Эпикур | страница 2
Стремление Филиппа подчинить себе греков было непреодолимым и всепоглощающим. Как некогда Дарий, сын Ксеркса, велел своему слуге напоминать ему каждое утро о ненавистных афинянах, так и сын Аминты ни во время вершения государственных дел (впрочем, подобно другим владыкам, он не особенно беспокоил себя заботами о подданных), ни проводя свой царский досуг в охоте, травле зверей и пьяных пирах, ни затевая очередную женитьбу, он ни на минуту не забывал о своей главной задаче — покорении Эллады. Царь испытывал сложные чувства по отношению к грекам и особенно афинянам, еще не утратившим окончательно былого величия в поражениях и бедах последнего времени: он не мог не признавать превосходства потомков Кекропа во всякого рода искусствах и потому не мог не питать к ним известного уважения, но зависть и одновременно презрение как к более слабым, старинное недоброжелательство варвара по отношению к так долго, давно и нарочито презиравшим все варварское грекам, — все это было сильнее. А поскольку афиняне, как и во все времена, когда Элладе угрожала опасность, оказались и сейчас во главе тех, кто считал себя в силах дать отпор устремлениям македонян, неприязнь Филиппа перешла в тяжелую ненависть, в затаенное до поры до времени желание расправиться с самонадеянными подданными Афины — Полиады.

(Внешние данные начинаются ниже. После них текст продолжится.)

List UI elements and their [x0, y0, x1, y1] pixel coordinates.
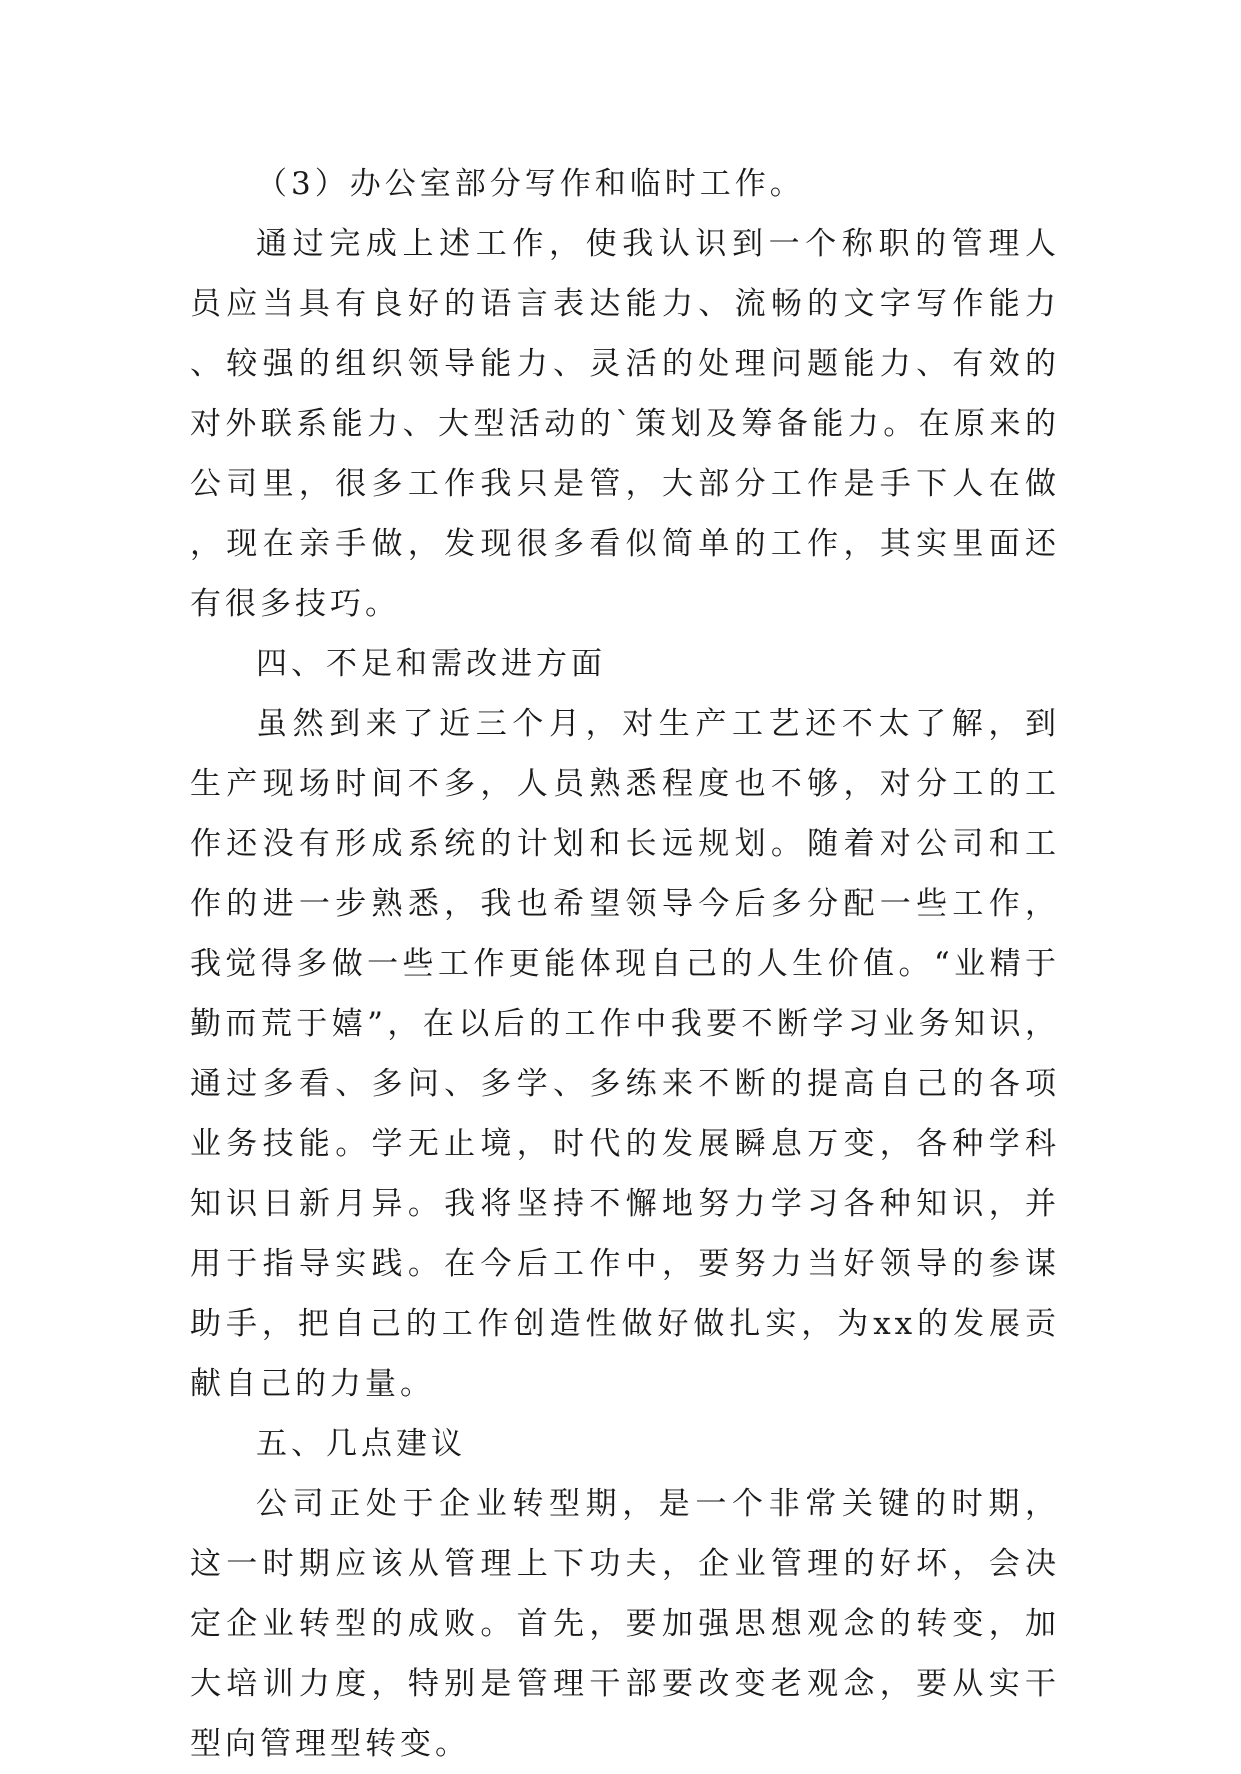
section-heading-suggestions: 五、几点建议 — [256, 1426, 466, 1462]
paragraph-self-reflection: 通过完成上述工作，使我认识到一个称职的管理人员应当具有良好的语言表达能力、流畅的文字写作能力、较强的组织领导能力、灵活的处理问题能力、有效的对外联系能力、大型活动的`策划及筹备能力。在原来的公司里，很多工作我只是管，大部分工作是手下人在做，现在亲手做，发现很多看似简单的工作，其实里面还有很多技巧。 — [190, 226, 1060, 622]
section-heading-shortcomings: 四、不足和需改进方面 — [256, 646, 606, 682]
paragraph-office-work: （3）办公室部分写作和临时工作。 — [256, 166, 805, 202]
document-body — [190, 154, 1060, 1774]
paragraph-suggestions: 公司正处于企业转型期，是一个非常关键的时期，这一时期应该从管理上下功夫，企业管理的好坏，会决定企业转型的成败。首先，要加强思想观念的转变，加大培训力度，特别是管理干部要改变老观念，要从实干型向管理型转变。 — [190, 1486, 1060, 1762]
paragraph-shortcomings: 虽然到来了近三个月，对生产工艺还不太了解，到生产现场时间不多，人员熟悉程度也不够，对分工的工作还没有形成系统的计划和长远规划。随着对公司和工作的进一步熟悉，我也希望领导今后多分配一些工作，我觉得多做一些工作更能体现自己的人生价值。“业精于勤而荒于嬉”，在以后的工作中我要不断学习业务知识，通过多看、多问、多学、多练来不断的提高自己的各项业务技能。学无止境，时代的发展瞬息万变，各种学科知识日新月异。我将坚持不懈地努力学习各种知识，并用于指导实践。在今后工作中，要努力当好领导的参谋助手，把自己的工作创造性做好做扎实，为xx的发展贡献自己的力量。 — [190, 706, 1060, 1402]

Приступив к планомерному подчинению Греции, сын Аминты действовал осторожно и хитро, твердо уверенный в том, что «все крепости могут быть взяты, в которые только может вступить осел, нагруженный золотом». Прежде всего он устремился на приморские города Халкидики, состоящие в морском союзе с Афинами: покорение их открывало македонянам вожделенный выход к морю и было прямым вызовом ненавистным афинянам. Захватив в 357 году Амфиполь, Филипп овладел постепенно фракийским побережьем, заботясь в то же время о том, чтобы склонить на свою сторону побольше влиятельных людей, вождей политических партий в самой Греции. Не скупясь на подарки, а тем более на обещания, он убеждал греков в том, что старинные города только выиграют от союза с Македонией, которая сможет их поддержать и защитить. И действительно, и в Афинах, и в Спарте, и в Фивах, былое могущество которых давно уже было подточено междоусобными войнами и внутренними раздорами, нашлось немало сторонников добровольного подчинения Филиппу: богатые люди, владельцы обширных земельных участков, сотен рабов и процветающих мастерских, больше любого врага боялись собственных же неимущих сограждан и видели в македонском царе единственное спасение от разгула анархии. Что же касается простого народа, то силы его и былой героический дух к этому времени настолько ослабли, что многим из этих эллинов, чьи прадеды сокрушили волну восточного варварства, казалась уже почти безразличной судьба отечества.